The State Water Board website states that due to the new state regulations, all Californians will be expected to stop: washing down driveways and sidewalks; watering of outdoor landscapes that cause excess runoff; using a hose to wash a motor vehicle unless the hose is fitted with a shut-off nozzle, and stop using potable water in a fountain or decorative water feature, unless the water is recalculated. The regulation makes an exception for health and safety circumstances. Overall Sacramento is using 14% less water than 1 year ago.
Local agencies could ask courts to fine water users up to $500 a day for failure to implement conservation requirements in addition to their existing authorities and processes. The State Water Board could initiate enforcement actions against water agencies that don’t comply with the new regulations.
Failure to comply with a State Water Board enforcement order by water agencies is subject to up to a $10,000 a day penalty.
On Wednesday morning, a day after the State Water Board made the decision to enforce a $500 fine for water abusers, finding violators in Auburn wasn’t hard to do. A carwash on Bowman road showed signs of what could be described as a violation under the new guidelines. The sprinkler runoff spills into the gutter and with a heavy stream of gallons of excess water running down into the sewer drain. The two planters in front of the business that are receiving the abundant water are decorated nicely with drought resistant hedges. According to a nearby business owner, the hedges are watered generously two times per day. She also said that she has made several complaints to the business owner about the water runoff.

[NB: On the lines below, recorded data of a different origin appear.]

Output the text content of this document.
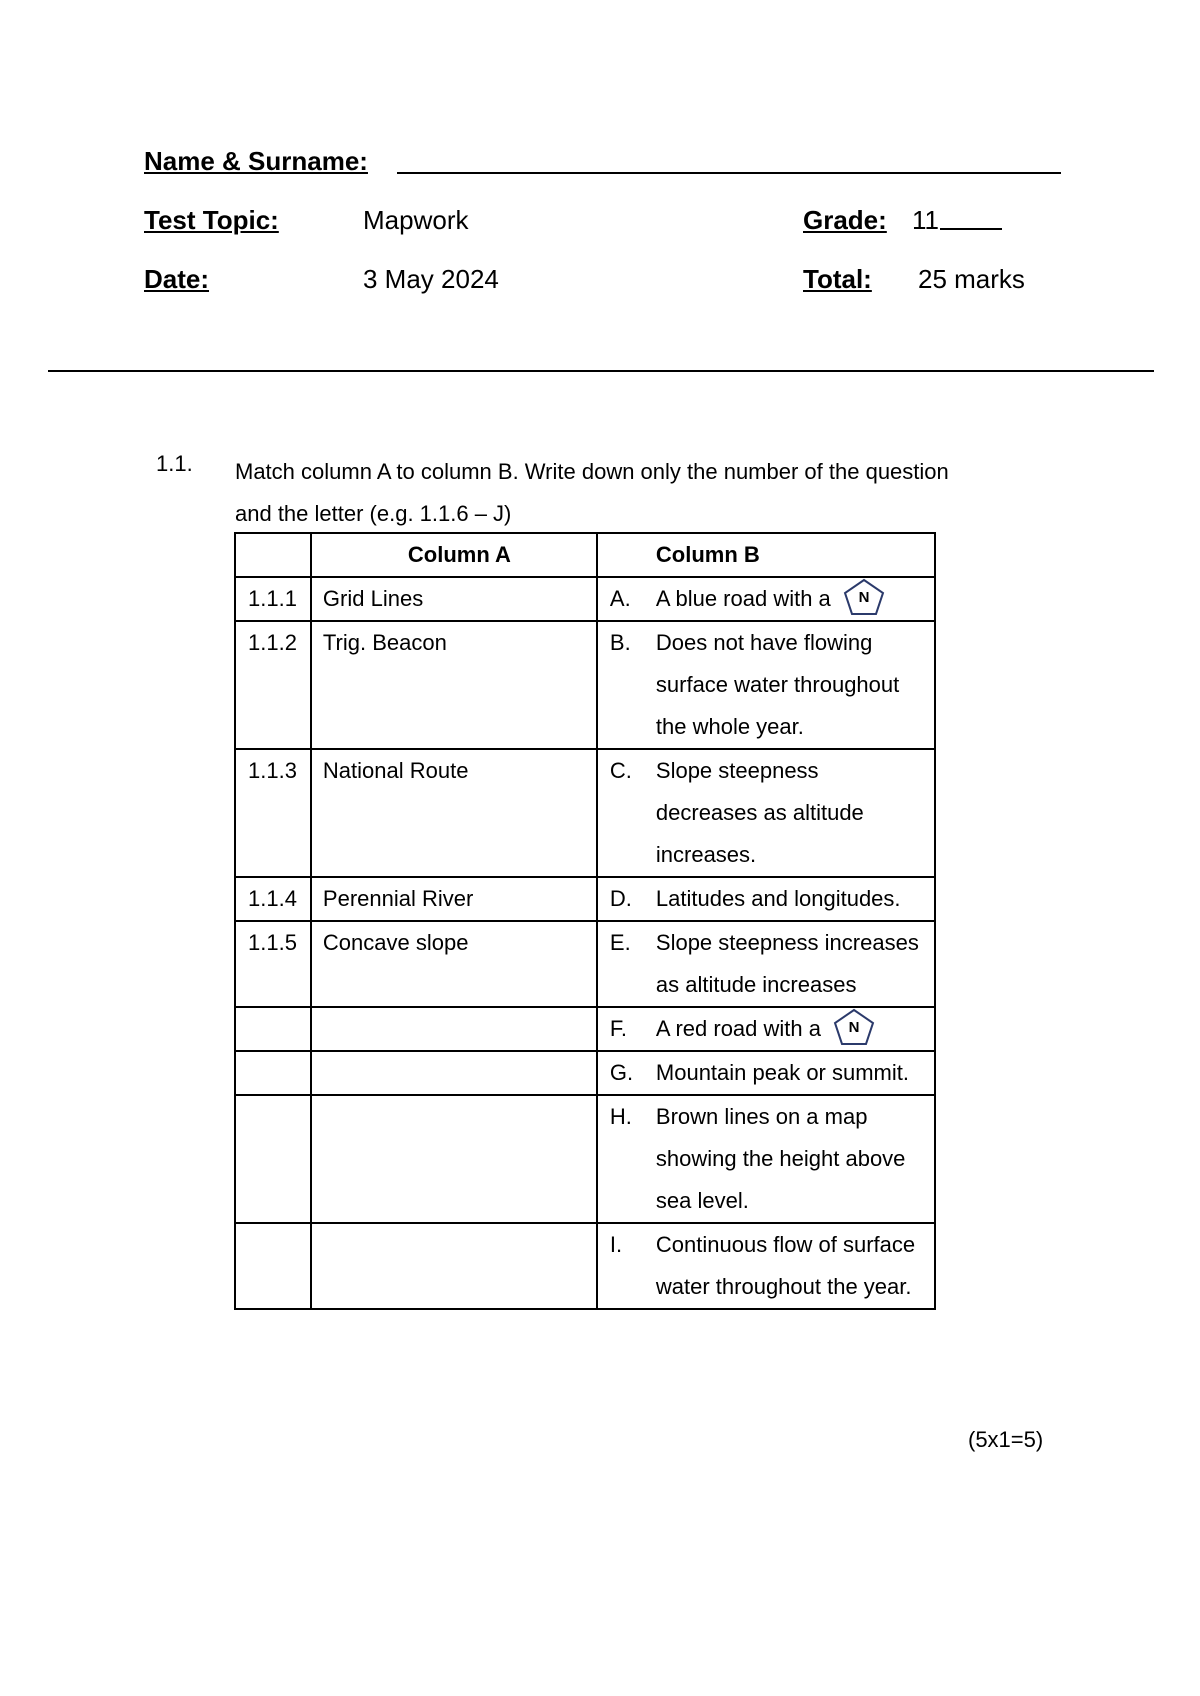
Name & Surname:
Test Topic:	Mapwork	Grade: 11
Date:	3 May 2024	Total: 25 marks
1.1. Match column A to column B. Write down only the number of the question and the letter (e.g. 1.1.6 – J)
	Column A	Column B
1.1.1	Grid Lines	A. A blue road with a N

1.1.2	Trig. Beacon	B. Does not have flowing surface water throughout the whole year.

1.1.3	National Route	C. Slope steepness decreases as altitude increases.

1.1.4	Perennial River	D. Latitudes and longitudes.

1.1.5	Concave slope	E. Slope steepness increases as altitude increases

		F. A red road with a N

		G. Mountain peak or summit.

		H. Brown lines on a map showing the height above sea level.

		I. Continuous flow of surface water throughout the year.
(5x1=5)
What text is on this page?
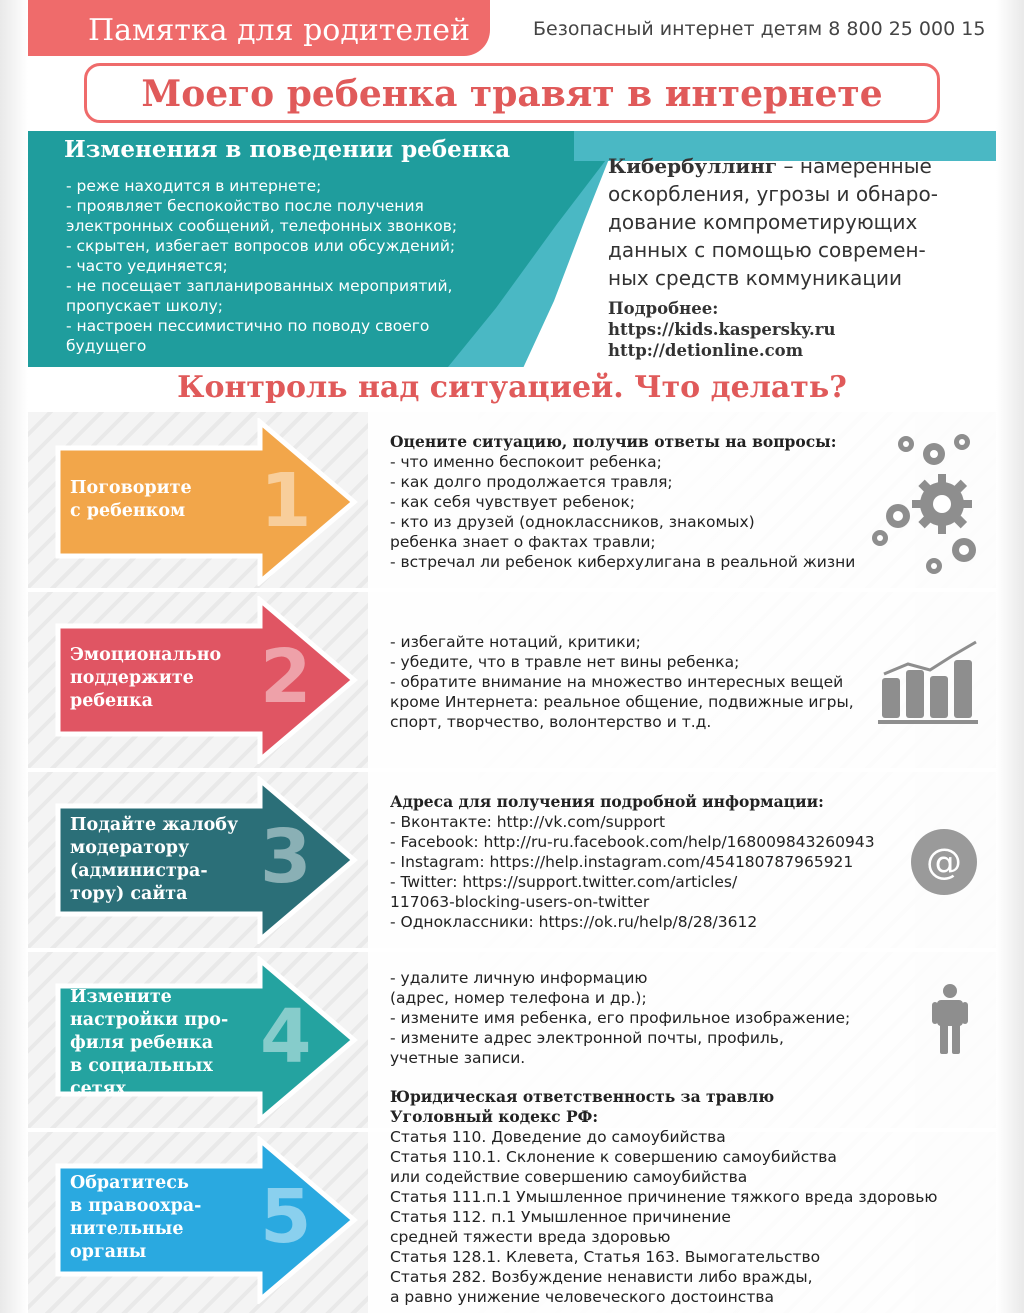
Памятка для родителей	Безопасный интернет детям 8 800 25 000 15
Моего ребенка травят в интернете
Изменения в поведении ребенка
- реже находится в интернете;
- проявляет беспокойство после получения
электронных сообщений, телефонных звонков;
- скрытен, избегает вопросов или обсуждений;
- часто уединяется;
- не посещает запланированных мероприятий,
пропускает школу;
- настроен пессимистично по поводу своего
будущего
Кибербуллинг – намеренные
оскорбления, угрозы и обнаро-
дование компрометирующих
данных с помощью современ-
ных средств коммуникации
Подробнее:
https://kids.kaspersky.ru
http://detionline.com
Контроль над ситуацией. Что делать?
Поговорите
с ребенком 1
Оцените ситуацию, получив ответы на вопросы:
- что именно беспокоит ребенка;
- как долго продолжается травля;
- как себя чувствует ребенок;
- кто из друзей (одноклассников, знакомых)
ребенка знает о фактах травли;
- встречал ли ребенок киберхулигана в реальной жизни
Эмоционально
поддержите
ребенка	2	- избегайте нотаций, критики;
- убедите, что в травле нет вины ребенка;
- обратите внимание на множество интересных вещей
кроме Интернета: реальное общение, подвижные игры,
спорт, творчество, волонтерство и т.д.
Подайте жалобу
модератору
(администра-
тору) сайта 3
Адреса для получения подробной информации:
- Вконтакте: http://vk.com/support
- Facebook: http://ru-ru.facebook.com/help/168009843260943
- Instagram: https://help.instagram.com/454180787965921
- Twitter: https://support.twitter.com/articles/
117063-blocking-users-on-twitter
- Одноклассники: https://ok.ru/help/8/28/3612
@
Измените
настройки про-
филя ребенка
в социальных
сетях
4
- удалите личную информацию
(адрес, номер телефона и др.);
- измените имя ребенка, его профильное изображение;
- измените адрес электронной почты, профиль,
учетные записи.
Обратитесь
в правоохра-
нительные
органы	5
Юридическая ответственность за травлю
Уголовный кодекс РФ:
Статья 110. Доведение до самоубийства
Статья 110.1. Склонение к совершению самоубийства
или содействие совершению самоубийства
Статья 111.п.1 Умышленное причинение тяжкого вреда здоровью
Статья 112. п.1 Умышленное причинение
средней тяжести вреда здоровью
Статья 128.1. Клевета, Статья 163. Вымогательство
Статья 282. Возбуждение ненависти либо вражды,
а равно унижение человеческого достоинства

Easley’s Nursery in Auburn suggests that established hedges only need watering once every seven to ten days. They also suggest that using bubblers or drip systems for watering can save gallons of water as opposed to a sprinkler system like the one at the carwash. “Unless they grow in a rainforest, you really don’t need to water them daily,” said Mike Runner, salesman at Eisley’s.
Water has been a precious commodity these days. Behind the carwash, Foothills Motel has limited their watering of their lawn to once per week. Foothills Motel manager Michael Johnson said that the hotel has switched off all sprinkler valves and is now manually watering the grounds.
“Our grounds don’t look all that great, but we are water conscious right now,” Johnson said.
Placer County Water Agencies’ website states that according to Einar Maisch, Director of Strategic Affairs at PCWA, the water company doesn’t have a policing staff or powers who could issue the state regulated citations that will begin on August 1st. They do have staff who will make visits to homes or business of people that have been reported to PCWA for wasting water. “We put a tag on the door to let them know they are in violation, and if we have to come back a second time, they will get a $50 fine,” Maisch said. Complaints have recently tripled from customers reporting water wasting incidents.
PCWA customers have reduced their consumption 15% from last year. Maisch says that Placer County doesn’t have enough water to meet the 100% demand so consumers are being asked to reduce water by a minimum of 10%, but ideally 20% would be desired during the drought.